Одиннадцатая в семье барышня Фань, дочь лучэнского «возливателя вина»[195], с детства отличалась красотой и привлекательностью; ее тонкое одухотворенное изящество было совершенно исключительным. Отец с матерью ценили и любили ее. Когда искали за нее посвататься, то они тут же предоставляли дочери выбирать самой, но она всегда находила в женихах мало желательного.

Дело было в день первой лунной полноты[196]. Монахини в храме Водной Луны устроили молитвенное собрание Юйланьпэнь[197]. В этот день «девы на прогулке, словно в небе тучи»[198]. Фань тоже явилась туда и стала, как говорят набожные люди, «следовать своей радости»[199]. В это время какая-то девушка, идя за ней шаг за шагом, часто заглядывала ей в лицо и, по-видимому, желала иметь с ней разговор. Фань всмотрелась пристальнее – перед ней была красавица, для своего времени небывалая, лет этак восьмерки на две. Она понравилась, полюбилась барышне Фань, и та, в свою очередь, устремила на нее свой взор. Она улыбнулась…

– Сестрица, – начала она, – вы не будете ли Фань Одиннадцатая?

– Да, – отвечала Фань.

– Ваша прекрасная слава мне давно уже известна. Люди говорят действительно не попусту и не зря!

Фань тоже стала спрашивать, где она живет.

– Моя фамилия Фэн, – отвечала девушка. – По счету ж в семье я третья. Живу отсюда недалеко, в соседнем селе!

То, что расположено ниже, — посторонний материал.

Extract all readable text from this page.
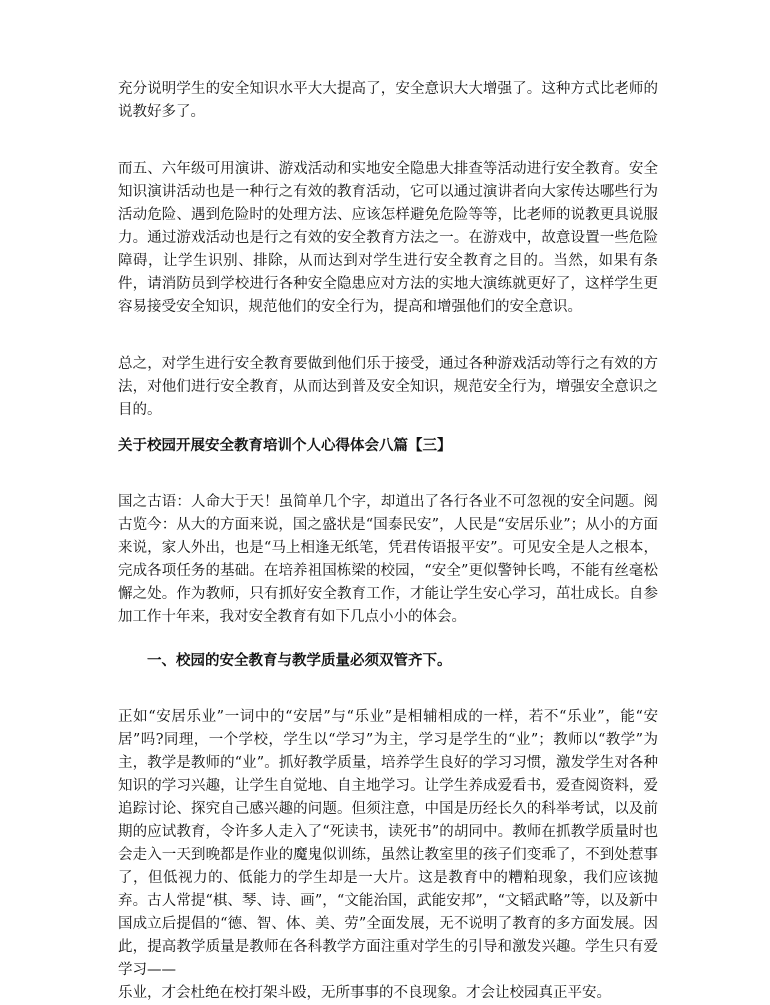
充分说明学生的安全知识水平大大提高了，安全意识大大增强了。这种方式比老师的说教好多了。

而五、六年级可用演讲、游戏活动和实地安全隐患大排查等活动进行安全教育。安全知识演讲活动也是一种行之有效的教育活动，它可以通过演讲者向大家传达哪些行为活动危险、遇到危险时的处理方法、应该怎样避免危险等等，比老师的说教更具说服力。通过游戏活动也是行之有效的安全教育方法之一。在游戏中，故意设置一些危险障碍，让学生识别、排除，从而达到对学生进行安全教育之目的。当然，如果有条件，请消防员到学校进行各种安全隐患应对方法的实地大演练就更好了，这样学生更容易接受安全知识，规范他们的安全行为，提高和增强他们的安全意识。

总之，对学生进行安全教育要做到他们乐于接受，通过各种游戏活动等行之有效的方法，对他们进行安全教育，从而达到普及安全知识，规范安全行为，增强安全意识之目的。

关于校园开展安全教育培训个人心得体会八篇【三】

国之古语：人命大于天！虽简单几个字，却道出了各行各业不可忽视的安全问题。阅古览今：从大的方面来说，国之盛状是“国泰民安”，人民是“安居乐业”；从小的方面来说，家人外出，也是“马上相逢无纸笔，凭君传语报平安”。可见安全是人之根本，完成各项任务的基础。在培养祖国栋梁的校园，“安全”更似警钟长鸣，不能有丝毫松懈之处。作为教师，只有抓好安全教育工作，才能让学生安心学习，茁壮成长。自参加工作十年来，我对安全教育有如下几点小小的体会。

一、校园的安全教育与教学质量必须双管齐下。

正如“安居乐业”一词中的“安居”与“乐业”是相辅相成的一样，若不“乐业”，能“安居”吗?同理，一个学校，学生以“学习”为主，学习是学生的“业”；教师以“教学”为主，教学是教师的“业”。抓好教学质量，培养学生良好的学习习惯，激发学生对各种知识的学习兴趣，让学生自觉地、自主地学习。让学生养成爱看书，爱查阅资料，爱追踪讨论、探究自己感兴趣的问题。但须注意，中国是历经长久的科举考试，以及前期的应试教育，令许多人走入了“死读书，读死书”的胡同中。教师在抓教学质量时也会走入一天到晚都是作业的魔鬼似训练，虽然让教室里的孩子们变乖了，不到处惹事了，但低视力的、低能力的学生却是一大片。这是教育中的糟粕现象，我们应该抛弃。古人常提“棋、琴、诗、画”，“文能治国，武能安邦”，“文韬武略”等，以及新中国成立后提倡的“德、智、体、美、劳”全面发展，无不说明了教育的多方面发展。因此，提高教学质量是教师在各科教学方面注重对学生的引导和激发兴趣。学生只有爱学习——

乐业，才会杜绝在校打架斗殴，无所事事的不良现象。才会让校园真正平安。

С этими словами она взяла Фань за рукав и радостно засмеялась… В ее речах и движениях была теплая грация. Фань тут же почувствовала к ней большую и радостную любовь. Обе девушки страстно приникли друг к дружке и не могли оторваться.

– Почему у вас нет сопровождающих? – поинтересовалась Фань.

– Отец и мать у меня рано оставили свет. Дома сидит только старуха прислуга и сторожит у ворот. Прийти сюда ей, значит, и нельзя.

Фань собралась уходить домой. Фэн застыла на ней зрачками и готова была заплакать. Фань тоже стала какая-то рассеянная, потом пригласила ее зайти вместе с ней к ним.

– Ах, барышня, – сказала ей на это Фэн, у вас там красные ворота и затканные шелками двери, а у меня, скромной, нет, как говорится, родни «тростника и камыша»…[200] Боюсь, как бы не навлечь на вас насмешек и высокомерного пренебрежения!

Фань принялась настойчиво приглашать ее, и она наконец ответила, что подождет до другого раза. Тогда Фань вынула одну из головных шпилек и подарила ей. Фэн отблагодарила ее, точно так же вытащив из прически зеленую заколку.


Илл. 24. Вещая Сваха Фэн Третья


Вернувшись домой, Фань вся была охвачена думой и воспоминанием, необыкновенно острым и тесным. Она достала подаренную ей заколку – ни золото, ни яшма: никто из домашних не знал, что это такое. Фань сильно подивилась.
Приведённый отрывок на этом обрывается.